Oh, ya, hampir lupa. Ada nama Arya Wedakarna. Nama ini tak mungkin diabaikan karena saking populernya. Di media sosial semacam facebook, nama ini memiliki pengikut yang melimpah-ruah, meski ada juga yang setia menjadi haters-nya. Di media massa, cetak maupun elektronik, ia selalu muncul jadi berita. Bahkan pada masa-masa tertentu, hampir saban hari muncul di koran.
Orang bisa saja bilang bahwa, ah, itu berita berbayar, namun di dunia politik ia membuktikan diri punya dukungan. Sempat menjadi calon DPR RI dari PNIM dengan memperoleh suara besar. Suaranya sesungguhnya memenuhi syarat untuk lolos, namun syarat pemenuhan suara dari partainya, PNIM, menyebabkan ia urung melenggang ke Jakarta. Tahun 2014 tokoh yang namanya kerap ditulis amat panjang itu kmbali membuktikan bahwa ia punya tabungan suara di kantong rakyat. Ia memperoleh suara terbanyak untuk lolos menjadi anggota DPD RI. Ia mendulang 178.934 suara.
Nama lain yang perlu disebut adalan Gede Pasek Suardika yang kini anggota DPD RI. Nama ini populer, selain memang mantan wartawan yang punya banyak teman, belakangan ia sering masuk TV nasional. Ia lolos masuk Senayan dengan perolehan 132.887 suara, jumlah yang tak bisa dianggap remeh-temeh. Dalam sejumlah berita di media massa, namanya berkali-kali dipasang-pasangkan dengan nama lain, namun beritanya selalu redup kembali seiring munculnya gossip-gosip pasangan baru.

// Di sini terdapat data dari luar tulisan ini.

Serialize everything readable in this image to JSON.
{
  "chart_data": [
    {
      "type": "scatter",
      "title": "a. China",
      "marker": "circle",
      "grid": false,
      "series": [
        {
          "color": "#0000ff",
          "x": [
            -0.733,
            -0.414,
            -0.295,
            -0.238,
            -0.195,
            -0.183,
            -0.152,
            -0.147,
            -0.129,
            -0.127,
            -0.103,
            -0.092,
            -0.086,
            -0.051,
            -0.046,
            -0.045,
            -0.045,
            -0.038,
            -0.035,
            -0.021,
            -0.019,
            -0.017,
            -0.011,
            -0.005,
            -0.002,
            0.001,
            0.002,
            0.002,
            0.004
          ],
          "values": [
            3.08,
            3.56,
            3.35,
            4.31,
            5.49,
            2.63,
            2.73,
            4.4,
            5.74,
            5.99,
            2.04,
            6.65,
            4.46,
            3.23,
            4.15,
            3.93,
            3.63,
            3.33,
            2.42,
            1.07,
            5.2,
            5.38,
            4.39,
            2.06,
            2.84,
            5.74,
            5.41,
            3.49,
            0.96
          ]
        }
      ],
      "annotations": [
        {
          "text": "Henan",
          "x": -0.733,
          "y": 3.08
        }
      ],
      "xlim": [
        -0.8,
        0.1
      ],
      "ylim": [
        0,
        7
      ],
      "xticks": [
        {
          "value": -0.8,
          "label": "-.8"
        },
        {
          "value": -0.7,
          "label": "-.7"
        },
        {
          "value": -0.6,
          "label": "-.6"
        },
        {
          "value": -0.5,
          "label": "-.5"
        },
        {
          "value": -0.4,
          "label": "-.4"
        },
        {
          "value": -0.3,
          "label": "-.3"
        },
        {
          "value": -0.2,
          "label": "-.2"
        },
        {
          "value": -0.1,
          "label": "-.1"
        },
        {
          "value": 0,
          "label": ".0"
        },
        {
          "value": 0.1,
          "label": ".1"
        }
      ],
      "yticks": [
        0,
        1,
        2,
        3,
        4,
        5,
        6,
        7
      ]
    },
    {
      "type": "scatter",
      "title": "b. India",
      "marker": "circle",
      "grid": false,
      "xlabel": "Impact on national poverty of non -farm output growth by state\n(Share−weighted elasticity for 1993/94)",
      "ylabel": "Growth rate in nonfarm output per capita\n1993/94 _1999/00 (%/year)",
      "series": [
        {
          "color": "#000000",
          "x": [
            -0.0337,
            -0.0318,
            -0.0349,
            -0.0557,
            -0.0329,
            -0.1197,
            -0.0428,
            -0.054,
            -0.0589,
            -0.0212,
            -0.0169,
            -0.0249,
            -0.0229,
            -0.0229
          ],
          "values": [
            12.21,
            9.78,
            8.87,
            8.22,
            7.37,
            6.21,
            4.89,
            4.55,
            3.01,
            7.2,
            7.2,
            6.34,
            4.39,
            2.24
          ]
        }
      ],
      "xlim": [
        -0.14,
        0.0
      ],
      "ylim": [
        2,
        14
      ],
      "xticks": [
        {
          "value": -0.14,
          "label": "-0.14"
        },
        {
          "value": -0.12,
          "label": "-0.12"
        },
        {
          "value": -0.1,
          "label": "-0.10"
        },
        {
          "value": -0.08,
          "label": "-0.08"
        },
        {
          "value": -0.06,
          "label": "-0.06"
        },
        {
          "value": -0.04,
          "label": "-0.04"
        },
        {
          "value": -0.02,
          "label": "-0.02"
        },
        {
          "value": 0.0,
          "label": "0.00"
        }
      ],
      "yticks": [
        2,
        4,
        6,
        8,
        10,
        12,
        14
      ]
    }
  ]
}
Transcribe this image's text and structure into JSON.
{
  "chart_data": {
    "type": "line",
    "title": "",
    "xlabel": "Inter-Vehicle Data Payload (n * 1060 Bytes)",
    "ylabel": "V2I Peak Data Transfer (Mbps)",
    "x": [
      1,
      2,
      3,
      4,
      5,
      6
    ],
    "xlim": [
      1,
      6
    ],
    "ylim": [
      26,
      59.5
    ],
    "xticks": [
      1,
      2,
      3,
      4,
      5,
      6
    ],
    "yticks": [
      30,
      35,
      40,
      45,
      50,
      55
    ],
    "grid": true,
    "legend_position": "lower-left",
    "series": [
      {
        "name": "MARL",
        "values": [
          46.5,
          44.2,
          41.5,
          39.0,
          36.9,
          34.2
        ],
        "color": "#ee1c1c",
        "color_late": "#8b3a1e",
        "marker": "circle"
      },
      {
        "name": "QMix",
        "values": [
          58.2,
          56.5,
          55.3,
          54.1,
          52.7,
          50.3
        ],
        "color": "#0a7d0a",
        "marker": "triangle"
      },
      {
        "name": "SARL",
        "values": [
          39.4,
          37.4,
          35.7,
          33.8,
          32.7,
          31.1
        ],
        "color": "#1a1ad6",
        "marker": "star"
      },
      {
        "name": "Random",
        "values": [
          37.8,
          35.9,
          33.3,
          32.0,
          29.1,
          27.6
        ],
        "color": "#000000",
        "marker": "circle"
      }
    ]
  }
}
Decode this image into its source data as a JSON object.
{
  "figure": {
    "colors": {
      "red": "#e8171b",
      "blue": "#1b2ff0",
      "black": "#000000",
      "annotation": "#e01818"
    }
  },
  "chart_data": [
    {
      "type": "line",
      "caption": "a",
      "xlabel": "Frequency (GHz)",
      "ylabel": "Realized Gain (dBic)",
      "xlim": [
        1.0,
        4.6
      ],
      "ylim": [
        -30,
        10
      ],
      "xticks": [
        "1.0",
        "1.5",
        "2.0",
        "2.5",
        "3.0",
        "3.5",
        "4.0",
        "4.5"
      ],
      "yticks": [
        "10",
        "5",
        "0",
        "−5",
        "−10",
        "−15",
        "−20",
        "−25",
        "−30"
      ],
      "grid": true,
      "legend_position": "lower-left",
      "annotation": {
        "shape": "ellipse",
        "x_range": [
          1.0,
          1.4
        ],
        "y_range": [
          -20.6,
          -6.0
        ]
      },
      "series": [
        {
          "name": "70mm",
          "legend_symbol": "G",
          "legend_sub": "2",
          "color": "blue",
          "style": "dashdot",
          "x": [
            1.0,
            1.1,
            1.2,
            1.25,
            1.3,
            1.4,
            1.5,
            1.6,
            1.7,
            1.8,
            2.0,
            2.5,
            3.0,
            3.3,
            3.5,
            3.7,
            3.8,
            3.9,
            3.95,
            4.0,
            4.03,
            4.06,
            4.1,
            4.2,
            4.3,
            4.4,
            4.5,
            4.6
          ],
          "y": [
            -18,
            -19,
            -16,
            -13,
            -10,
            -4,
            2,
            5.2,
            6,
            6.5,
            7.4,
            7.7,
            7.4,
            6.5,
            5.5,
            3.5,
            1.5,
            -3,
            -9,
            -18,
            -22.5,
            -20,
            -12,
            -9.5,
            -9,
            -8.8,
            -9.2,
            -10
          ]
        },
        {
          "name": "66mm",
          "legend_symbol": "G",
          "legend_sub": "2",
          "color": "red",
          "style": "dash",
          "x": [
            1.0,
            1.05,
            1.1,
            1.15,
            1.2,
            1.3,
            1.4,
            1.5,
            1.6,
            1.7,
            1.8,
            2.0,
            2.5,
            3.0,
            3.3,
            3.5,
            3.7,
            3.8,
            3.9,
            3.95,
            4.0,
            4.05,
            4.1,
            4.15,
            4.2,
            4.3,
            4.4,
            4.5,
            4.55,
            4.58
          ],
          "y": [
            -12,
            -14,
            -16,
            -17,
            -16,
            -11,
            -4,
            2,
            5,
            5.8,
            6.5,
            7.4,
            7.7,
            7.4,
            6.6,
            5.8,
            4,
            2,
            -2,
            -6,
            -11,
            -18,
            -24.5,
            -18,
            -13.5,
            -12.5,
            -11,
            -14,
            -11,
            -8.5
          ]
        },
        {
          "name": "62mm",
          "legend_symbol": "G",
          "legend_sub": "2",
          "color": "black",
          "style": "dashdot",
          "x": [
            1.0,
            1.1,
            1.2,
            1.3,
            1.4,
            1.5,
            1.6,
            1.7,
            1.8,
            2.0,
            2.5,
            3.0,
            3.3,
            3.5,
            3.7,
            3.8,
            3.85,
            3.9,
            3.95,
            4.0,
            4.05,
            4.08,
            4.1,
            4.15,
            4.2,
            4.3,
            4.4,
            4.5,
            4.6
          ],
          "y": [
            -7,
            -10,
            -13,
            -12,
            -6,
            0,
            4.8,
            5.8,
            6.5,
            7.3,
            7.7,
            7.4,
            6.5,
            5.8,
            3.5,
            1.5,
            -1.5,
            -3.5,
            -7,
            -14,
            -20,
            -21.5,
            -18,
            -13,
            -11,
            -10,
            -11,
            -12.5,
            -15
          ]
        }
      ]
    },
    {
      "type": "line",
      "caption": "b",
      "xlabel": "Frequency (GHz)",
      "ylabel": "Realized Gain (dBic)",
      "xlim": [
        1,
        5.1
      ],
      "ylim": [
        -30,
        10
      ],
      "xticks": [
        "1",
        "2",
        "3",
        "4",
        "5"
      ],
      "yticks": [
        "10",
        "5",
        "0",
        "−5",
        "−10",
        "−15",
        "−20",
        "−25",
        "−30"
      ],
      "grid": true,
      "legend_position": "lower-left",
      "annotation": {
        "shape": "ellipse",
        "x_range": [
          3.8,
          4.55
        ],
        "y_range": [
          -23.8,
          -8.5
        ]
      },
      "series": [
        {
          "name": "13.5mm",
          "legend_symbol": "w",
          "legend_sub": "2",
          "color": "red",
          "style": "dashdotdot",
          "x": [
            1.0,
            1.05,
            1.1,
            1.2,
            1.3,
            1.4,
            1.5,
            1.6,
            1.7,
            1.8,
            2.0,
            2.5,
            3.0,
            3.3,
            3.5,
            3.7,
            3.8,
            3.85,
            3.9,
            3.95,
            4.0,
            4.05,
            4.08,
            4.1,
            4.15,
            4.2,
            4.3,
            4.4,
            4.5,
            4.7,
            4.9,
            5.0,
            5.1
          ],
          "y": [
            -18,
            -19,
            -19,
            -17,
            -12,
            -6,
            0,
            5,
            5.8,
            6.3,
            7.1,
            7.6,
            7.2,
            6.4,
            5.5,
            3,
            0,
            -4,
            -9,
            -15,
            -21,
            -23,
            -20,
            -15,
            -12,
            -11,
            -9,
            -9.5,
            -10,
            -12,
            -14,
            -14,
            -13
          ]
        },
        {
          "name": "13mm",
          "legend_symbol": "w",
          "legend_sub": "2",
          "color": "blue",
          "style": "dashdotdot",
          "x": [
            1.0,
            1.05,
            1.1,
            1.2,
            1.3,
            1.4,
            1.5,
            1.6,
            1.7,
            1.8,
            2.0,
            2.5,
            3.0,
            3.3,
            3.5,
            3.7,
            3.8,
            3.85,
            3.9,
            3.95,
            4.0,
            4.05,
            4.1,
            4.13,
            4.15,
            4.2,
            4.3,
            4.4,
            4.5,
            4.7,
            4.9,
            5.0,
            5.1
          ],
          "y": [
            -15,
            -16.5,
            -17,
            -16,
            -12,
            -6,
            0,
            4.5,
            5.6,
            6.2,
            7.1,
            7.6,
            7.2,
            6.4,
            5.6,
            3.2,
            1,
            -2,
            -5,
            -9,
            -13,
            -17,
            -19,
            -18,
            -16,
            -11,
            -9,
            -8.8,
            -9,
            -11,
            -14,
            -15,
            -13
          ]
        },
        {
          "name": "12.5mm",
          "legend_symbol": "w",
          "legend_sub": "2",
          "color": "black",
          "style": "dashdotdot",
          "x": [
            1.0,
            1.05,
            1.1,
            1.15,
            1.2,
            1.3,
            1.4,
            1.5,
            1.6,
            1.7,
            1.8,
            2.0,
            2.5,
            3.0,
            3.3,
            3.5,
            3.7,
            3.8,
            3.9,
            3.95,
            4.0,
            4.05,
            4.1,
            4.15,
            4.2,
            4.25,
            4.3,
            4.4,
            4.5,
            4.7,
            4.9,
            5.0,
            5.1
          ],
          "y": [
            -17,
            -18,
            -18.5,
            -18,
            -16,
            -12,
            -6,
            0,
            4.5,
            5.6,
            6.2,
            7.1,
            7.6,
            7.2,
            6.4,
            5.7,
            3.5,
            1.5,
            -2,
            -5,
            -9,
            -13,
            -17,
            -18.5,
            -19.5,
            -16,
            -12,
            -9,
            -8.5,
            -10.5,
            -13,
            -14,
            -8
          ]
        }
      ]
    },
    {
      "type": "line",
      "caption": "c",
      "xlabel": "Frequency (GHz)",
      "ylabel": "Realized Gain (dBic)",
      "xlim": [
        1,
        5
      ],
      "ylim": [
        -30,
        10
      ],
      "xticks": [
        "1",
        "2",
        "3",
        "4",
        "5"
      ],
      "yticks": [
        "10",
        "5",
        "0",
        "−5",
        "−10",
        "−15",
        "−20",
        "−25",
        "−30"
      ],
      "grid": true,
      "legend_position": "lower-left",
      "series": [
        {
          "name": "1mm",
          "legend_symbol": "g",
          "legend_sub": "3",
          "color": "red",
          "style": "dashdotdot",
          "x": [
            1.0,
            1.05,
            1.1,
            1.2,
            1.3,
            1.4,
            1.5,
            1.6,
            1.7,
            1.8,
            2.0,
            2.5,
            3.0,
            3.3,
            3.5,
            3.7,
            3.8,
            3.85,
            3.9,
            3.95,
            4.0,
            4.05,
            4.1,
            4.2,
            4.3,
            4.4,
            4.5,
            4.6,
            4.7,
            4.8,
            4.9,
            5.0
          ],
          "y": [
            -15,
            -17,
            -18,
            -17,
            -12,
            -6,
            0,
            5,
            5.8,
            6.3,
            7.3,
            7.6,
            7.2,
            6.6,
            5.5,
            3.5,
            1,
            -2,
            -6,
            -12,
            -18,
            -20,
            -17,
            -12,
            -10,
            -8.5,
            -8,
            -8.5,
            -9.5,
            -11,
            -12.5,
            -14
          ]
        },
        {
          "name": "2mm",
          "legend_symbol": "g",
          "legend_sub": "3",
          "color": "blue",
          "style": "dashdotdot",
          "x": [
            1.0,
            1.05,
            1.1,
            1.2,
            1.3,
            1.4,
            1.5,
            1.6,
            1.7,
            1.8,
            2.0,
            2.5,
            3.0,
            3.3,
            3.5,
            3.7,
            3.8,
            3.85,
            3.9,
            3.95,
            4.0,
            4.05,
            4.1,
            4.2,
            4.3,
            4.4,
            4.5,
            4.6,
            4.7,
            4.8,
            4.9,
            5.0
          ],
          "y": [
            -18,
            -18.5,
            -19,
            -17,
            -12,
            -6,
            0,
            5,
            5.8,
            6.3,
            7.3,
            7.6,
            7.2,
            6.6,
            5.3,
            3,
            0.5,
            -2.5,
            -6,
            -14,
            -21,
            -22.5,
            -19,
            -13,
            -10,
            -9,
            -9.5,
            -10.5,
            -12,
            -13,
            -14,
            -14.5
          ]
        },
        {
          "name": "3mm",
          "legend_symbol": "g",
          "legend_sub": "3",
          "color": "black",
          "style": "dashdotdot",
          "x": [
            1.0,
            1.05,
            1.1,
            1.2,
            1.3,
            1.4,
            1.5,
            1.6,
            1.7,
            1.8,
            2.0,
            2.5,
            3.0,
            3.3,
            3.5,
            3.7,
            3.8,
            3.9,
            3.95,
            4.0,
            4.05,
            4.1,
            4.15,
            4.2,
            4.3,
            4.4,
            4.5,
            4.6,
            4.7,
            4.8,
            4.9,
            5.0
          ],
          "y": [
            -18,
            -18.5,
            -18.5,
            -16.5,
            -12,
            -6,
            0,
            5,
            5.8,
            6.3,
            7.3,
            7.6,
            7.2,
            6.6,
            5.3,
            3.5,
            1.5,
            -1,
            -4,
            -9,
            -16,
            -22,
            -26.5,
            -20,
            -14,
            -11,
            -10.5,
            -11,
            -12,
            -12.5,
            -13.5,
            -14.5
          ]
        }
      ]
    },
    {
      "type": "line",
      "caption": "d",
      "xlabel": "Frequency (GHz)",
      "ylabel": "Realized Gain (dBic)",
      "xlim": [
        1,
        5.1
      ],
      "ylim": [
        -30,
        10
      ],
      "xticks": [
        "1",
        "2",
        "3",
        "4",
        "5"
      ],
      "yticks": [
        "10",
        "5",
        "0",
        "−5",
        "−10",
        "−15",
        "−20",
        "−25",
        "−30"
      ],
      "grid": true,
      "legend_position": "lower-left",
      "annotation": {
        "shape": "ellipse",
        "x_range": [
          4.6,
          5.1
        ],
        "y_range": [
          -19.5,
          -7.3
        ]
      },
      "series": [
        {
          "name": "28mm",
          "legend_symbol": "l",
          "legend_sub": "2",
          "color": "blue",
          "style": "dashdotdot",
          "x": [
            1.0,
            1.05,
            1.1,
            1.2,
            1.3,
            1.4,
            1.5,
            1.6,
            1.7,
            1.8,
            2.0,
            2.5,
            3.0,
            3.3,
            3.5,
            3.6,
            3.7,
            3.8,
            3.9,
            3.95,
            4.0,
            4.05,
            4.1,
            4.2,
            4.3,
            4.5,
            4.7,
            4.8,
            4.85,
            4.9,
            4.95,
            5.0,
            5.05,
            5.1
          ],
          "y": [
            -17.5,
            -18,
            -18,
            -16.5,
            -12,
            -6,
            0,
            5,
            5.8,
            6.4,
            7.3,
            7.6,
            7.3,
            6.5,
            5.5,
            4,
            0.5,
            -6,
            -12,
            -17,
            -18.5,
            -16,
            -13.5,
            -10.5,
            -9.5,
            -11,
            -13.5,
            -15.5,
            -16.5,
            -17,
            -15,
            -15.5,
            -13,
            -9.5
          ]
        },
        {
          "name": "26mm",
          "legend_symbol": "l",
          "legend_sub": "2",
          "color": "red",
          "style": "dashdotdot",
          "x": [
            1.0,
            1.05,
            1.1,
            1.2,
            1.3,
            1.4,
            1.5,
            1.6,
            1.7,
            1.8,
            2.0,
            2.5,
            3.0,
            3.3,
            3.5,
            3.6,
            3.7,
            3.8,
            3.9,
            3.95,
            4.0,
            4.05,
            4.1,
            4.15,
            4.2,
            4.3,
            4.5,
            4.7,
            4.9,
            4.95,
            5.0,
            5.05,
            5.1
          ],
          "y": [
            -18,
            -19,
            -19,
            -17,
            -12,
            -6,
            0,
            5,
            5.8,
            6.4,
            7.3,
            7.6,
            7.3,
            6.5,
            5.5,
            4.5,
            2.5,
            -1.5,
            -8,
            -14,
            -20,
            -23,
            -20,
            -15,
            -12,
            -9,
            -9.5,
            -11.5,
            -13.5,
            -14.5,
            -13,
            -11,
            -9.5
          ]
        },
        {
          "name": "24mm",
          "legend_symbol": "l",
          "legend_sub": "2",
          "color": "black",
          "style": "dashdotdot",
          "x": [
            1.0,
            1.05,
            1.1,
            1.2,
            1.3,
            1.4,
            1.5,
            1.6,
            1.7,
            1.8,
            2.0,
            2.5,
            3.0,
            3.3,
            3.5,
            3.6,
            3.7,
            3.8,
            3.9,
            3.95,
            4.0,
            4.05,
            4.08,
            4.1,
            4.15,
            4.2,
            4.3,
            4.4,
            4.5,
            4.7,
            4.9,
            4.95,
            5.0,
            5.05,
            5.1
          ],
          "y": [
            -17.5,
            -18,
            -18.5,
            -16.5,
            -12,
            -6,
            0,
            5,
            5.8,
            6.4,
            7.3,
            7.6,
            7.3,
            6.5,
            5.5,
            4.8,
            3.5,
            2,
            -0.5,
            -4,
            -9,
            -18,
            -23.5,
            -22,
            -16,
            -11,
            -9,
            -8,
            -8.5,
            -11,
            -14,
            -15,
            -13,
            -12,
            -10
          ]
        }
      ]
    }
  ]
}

Suara Rakyat Maha Tak Tertebak
Suara rakyat suara Tuhan. Karena Tuhan adalah Maha Tak Tertebak, maka suara rakyat adalah suara Maha Tak Tertebak. Meski tak tertebak, namun selalu saja ada orang yang berupaya menebaknya, mungkin dengan asumsi-asumsi ngawur atau ramalan dukun beranak, mungkin juga dengan dalil-dalil ilmiah semacam survey atau polling serius dan terukur. Ya, meskipun indikatornya benar, tebakan tetap bisa saja salah.
Tabungan suara di kantong rakyat bisa menguap tiba-tiba, bisa menggelembung tiba-tiba, bisa berpindah tiba-tiba.
Mari melihat perolehan suara dari setiap hajatan politik di Buleleng. Kita mulai dari Pilkada Buleleng 2012. Saat itu, calon bupati dari PDIP, Agus Suradnyana-Nyoman Sutjidra menang dengan 186.814 suara atau 54,80 % dari jumlah suara sah. Suara pasangan itu lebih dari 50 persen, padahal peserta yang bertarung sebanyak empat pasangan calon.
Setahun kemudian, dalam Pilgub Bali, banyak orang menebak-nebak kalau suara yang didulang pasangan Agus Suradnyana-Nyoman Sutjidra pada Pilkada Buleleng akan otomatis mengarah kepada pasangan AA Puspayoga-Dewa Sukrawan dalam Pilgub Bali. Hitung-hitungan kasar, setidaknya Puspayoga-Sukrawan diprediksi mendapatkan suara sekitar 50 persen.
Namun, apa lacur, suara rakyat memang tak tertebak. Di Buleleng, Puspayoga-Sukrawan kalah dengan perolehan suara jauh lebih rendah dari perolehan Agus Suradnyana-Sutjidra, yakni sekitar 37 persen. Saat Pilpres, ada kejutan lagi. Pasangan Jokowi-JK yang juga calon PDIP justru suaranya melambung hingga sekitar 70 persen.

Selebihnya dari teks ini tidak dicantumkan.